Tampil berbicara dengan hanya
mengandalkan teknik rhetorika, nampaknya tidaklah cukup untuk menjadi seorang
pembicara yang handal. Karena bagimanapun hebatnya daya pesona yang ditimbulkan
oleh seorang pembicara dalam penampilannya tanpa didukung oleh efektifitas
pembicaraan yang dibawakannya, maka apa yang disampaikannya itu akan berlalu
begitu saja tanpa menimbulkan kesan yang mendalam, atau dengan kata lain efek
pesan yang disampaikannya itu hanya bertahan sampai selesainya pembicaraan,
begitu pembahasan selesai maka selesai pulalah segalanya.
Untuk itulah maka
disamping seorang pembicara perlu memiliki rhetorika yang baik, ia juga perlu
menguasai apa yang disebut berbicara yang efektif. Berbicara efektif merupakan
sarana penyampaian ide kepada orang atau khalayak secara lisan dengan cara yang
mudah dicerna dan dimengerti oleh pendengarnya. Hal itu dapat terjadi jika
pembicaraannya sistematis, benar, tepat dan tidak berbelit-belit dengan
penggunaan bahasa yang baik dan benar.
Dikutip dari buku Hendri Guntur
Tarigan bahwa berbicara adalah suatu keterampilan berbahasa yang berkembang
pada kehidupan anak, yang hanya didahului oleh keterampilan menyimak, dan pada
masa tersebutlah kemampuan berbicara atau berujar dipelajari.
Berbicara juga dapat diartikan
kemampuan mengucapkan kata-kata untuk mengekspresikan pikiran, gagasan dan
perasaan.
Tujuan utama dari berbicara adalah untuk
berkomunikasi.

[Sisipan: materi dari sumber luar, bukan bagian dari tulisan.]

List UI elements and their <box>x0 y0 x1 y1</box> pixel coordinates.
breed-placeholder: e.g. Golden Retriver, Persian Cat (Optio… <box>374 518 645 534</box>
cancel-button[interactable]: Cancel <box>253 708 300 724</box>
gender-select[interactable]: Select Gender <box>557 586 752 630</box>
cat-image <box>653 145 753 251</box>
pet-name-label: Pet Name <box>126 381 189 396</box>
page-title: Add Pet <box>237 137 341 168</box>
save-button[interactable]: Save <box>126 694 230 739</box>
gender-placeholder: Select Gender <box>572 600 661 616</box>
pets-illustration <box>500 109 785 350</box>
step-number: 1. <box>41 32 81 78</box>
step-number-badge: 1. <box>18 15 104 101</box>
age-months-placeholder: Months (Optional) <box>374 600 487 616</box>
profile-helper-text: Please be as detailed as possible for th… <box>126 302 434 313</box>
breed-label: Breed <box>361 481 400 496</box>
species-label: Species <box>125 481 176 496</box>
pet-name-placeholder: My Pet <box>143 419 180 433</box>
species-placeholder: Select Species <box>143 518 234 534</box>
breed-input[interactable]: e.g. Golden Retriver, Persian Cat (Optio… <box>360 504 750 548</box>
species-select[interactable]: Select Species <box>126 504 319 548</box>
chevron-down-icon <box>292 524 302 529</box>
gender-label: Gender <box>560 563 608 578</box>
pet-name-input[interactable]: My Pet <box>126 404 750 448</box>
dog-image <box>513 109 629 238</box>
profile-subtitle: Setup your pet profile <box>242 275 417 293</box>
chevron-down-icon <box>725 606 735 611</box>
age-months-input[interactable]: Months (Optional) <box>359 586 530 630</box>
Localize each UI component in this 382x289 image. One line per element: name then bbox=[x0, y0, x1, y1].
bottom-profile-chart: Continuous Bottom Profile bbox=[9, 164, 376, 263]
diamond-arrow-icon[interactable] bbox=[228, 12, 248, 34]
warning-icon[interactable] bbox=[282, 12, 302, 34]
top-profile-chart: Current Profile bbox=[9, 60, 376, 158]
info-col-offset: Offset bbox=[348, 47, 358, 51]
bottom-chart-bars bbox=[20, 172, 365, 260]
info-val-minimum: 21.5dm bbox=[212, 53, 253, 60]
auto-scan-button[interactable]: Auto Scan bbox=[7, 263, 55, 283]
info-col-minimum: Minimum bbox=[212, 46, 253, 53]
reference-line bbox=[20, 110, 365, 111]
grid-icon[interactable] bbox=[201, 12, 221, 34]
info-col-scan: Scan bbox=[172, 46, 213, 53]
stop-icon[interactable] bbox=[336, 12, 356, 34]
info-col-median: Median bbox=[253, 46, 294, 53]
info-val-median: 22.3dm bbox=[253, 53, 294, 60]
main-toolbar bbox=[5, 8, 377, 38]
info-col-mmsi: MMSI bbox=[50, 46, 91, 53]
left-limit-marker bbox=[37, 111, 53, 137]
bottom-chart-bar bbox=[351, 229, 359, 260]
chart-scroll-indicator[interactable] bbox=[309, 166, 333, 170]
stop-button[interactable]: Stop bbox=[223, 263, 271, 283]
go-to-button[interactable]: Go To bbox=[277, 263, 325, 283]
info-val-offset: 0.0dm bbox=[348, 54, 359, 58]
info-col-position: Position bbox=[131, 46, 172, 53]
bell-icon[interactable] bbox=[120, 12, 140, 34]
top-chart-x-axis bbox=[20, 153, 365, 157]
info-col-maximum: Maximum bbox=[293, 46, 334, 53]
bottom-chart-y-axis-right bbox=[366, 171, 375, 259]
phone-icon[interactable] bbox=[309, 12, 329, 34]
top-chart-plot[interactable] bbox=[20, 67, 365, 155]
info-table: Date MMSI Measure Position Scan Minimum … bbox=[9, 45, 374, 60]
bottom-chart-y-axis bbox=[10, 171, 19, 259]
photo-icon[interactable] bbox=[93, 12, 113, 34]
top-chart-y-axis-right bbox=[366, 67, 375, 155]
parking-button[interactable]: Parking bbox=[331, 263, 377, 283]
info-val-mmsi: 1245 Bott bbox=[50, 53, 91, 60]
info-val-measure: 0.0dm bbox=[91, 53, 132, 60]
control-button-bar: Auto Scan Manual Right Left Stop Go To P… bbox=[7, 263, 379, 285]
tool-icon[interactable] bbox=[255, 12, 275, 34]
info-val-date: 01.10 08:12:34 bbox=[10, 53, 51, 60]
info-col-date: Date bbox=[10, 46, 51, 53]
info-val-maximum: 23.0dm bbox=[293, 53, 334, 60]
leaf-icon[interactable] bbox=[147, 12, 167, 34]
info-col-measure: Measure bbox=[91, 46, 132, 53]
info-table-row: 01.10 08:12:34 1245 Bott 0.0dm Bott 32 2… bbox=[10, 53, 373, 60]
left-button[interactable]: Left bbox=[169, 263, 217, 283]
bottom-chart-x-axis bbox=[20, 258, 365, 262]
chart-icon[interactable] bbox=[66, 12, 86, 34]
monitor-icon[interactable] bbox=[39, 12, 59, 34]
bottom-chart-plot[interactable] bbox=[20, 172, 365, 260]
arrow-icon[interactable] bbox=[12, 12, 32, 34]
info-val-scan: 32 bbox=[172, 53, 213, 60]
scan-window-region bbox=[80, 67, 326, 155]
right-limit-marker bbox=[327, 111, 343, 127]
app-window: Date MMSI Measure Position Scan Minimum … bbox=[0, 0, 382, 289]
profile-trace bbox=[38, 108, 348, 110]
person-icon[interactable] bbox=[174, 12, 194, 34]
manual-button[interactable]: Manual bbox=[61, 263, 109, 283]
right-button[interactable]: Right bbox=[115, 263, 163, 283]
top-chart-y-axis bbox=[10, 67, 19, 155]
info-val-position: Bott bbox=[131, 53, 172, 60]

Agar dapat menyampaikan informasi dengan efektif, sebaiknya
pembicara betul-betul memahami isi pembicaranya, disamping juga dapat
mengevaluasi efek komunikasinya terhadap pendengar. Jadi, bukan hanya apa yang
akan dibicarakan, tetapi bagaimana mengemukakannya. Bagaimana mengemukakannya,
hal ini menyangkut masalah bahasa dan pengucapan bunyi-bunyi bahasa tersebut.
Kemampuan berbicara merupakan
hal yang sangat penting, karena untuk melakukan komunikasi dengan orang lain.
Berbicara merupakan suatu perbuatan
manusia yang bersifat individual, artinya tidak ada orang yang berbicara sama
dalam memilih kata, tempo bicara, lagu bicara dan lain-lain.
Menurut Bambang Setyono
(1998:19) mengungkapkan bahwa ”Bicara merupakan vokal-vokal dengan kekerasan
yang bervariasi lama-kelamaan berkembang menjadi bunyi-bunyi yang lebih
sempurna sesuai dengan kematangan fisik dan mentalnya”. Sedangkan menurut
Departemen Pendidikan dan Kebudayaan (1984:31) ”Berbicara adalah suatu
perbuatan manusia yang bersifat individual, artinya tidak ada orang yang
berbicara sama dalam memilih kata, tempo bicara, lagu bicara dan lain-lain”.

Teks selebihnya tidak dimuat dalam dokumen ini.